Berdasarkan penjelasan pasal 6 ayat 1 tersebut dapat disimpulkan bahwa syarat-syarat yang ditetapkan agar piutang yang nyata-nyata tidak dapat dihapus dapat diperhitungkan sebagai pengurang penghasilan bruto adalah untuk membuktikan bahwa wajib pajak (kreditur) telah melakukan upaya yang maksimal atau terakhir dalam melakukan penagihan piutangnya.

Sebagai petunjuk pelaksanaan dari pasal 6 ayat 1 huruf h UU PPh, pada tanggal 10 Juni 2009 Menteri Keuangan telah menetapkan PMK-105/PMK.03/2009 (“PMK-105”) tentang “Piutang yang nyata-nyata tidak dapat ditagih yang dapat dikurangkan dari penghasilan bruto” yang berlaku efektif sejak 1 Januari 2009.

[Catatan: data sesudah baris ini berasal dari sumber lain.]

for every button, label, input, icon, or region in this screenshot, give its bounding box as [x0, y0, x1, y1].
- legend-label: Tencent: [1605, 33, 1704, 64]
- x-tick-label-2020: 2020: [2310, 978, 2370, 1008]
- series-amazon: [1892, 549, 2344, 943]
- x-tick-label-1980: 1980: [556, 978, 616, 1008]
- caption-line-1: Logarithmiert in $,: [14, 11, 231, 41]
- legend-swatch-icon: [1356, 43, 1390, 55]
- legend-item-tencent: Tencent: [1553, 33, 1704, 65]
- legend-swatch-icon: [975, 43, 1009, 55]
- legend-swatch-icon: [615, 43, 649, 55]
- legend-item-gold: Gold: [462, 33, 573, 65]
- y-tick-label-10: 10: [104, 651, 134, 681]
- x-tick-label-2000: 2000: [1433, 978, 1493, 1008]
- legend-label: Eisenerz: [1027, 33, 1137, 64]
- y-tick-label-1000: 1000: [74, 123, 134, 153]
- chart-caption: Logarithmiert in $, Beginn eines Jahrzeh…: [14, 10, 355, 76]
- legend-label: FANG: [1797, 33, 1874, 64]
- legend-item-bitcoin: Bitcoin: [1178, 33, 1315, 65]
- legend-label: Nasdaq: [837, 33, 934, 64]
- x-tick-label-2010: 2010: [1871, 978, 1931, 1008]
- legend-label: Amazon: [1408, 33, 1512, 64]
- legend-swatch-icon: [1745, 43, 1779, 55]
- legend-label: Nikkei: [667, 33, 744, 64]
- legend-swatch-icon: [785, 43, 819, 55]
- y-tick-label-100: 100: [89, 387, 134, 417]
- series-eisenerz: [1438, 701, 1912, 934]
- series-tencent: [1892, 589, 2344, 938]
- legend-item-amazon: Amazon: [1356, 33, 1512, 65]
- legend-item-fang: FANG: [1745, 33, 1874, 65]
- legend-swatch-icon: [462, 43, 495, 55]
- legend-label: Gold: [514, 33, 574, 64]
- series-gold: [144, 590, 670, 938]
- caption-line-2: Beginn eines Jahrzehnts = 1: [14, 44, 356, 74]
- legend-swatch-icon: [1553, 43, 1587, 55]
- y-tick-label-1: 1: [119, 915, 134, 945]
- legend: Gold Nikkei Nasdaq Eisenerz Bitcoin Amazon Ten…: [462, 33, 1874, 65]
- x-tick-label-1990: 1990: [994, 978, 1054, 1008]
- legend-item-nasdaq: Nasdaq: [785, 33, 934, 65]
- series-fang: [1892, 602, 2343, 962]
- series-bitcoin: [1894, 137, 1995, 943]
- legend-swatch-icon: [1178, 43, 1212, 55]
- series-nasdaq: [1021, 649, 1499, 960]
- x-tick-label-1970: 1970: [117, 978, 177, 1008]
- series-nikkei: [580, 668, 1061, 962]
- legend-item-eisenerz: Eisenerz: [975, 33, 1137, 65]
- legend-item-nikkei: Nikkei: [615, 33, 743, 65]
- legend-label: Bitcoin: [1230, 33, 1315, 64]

Berikut ini hal-hal yang diatur dalam PMK-105 tersebut :
1) Wajib Pajak adalah orang pribadi atau badan, meliputi pembayar pajak, pemotong pajak, dan pemungut pajak, yang mempunyai hak dan kewajiban perpajakan sesuai dengan ketentuan peraturan perundang-undangan perpajakan.

2) Piutang yang nyata-nyata tidak dapat ditagih adalah piutang yang timbul dari transaksi bisnis yang wajar sesuai dengan bidang usahanya, yang nyata-nyata tidak dapat ditagih meskipun telah dilakukan upaya-upaya penagihan yang maksimal atau terakhir oleh Wajib Pajak.
3) Penerbitan umum atau khusus adalah penerbitan yang meliputi :

a. Penerbitan umum adalah pemuatan pengumuman pada penerbitan koran/majalah atau media massa cetak yang lazim lainnya Yang berskala nasional; atau
b. Penerbitan khusus adalah pemuatan pengumuman pada penerbitan Himpunan Bank-Bnak Milik Negara (HIMBARA)/Persatuan Bank-Bank Swasta Nasional (PERBANAS) dan/atau penerbitan/pengumuman khusus Bank Indonesia.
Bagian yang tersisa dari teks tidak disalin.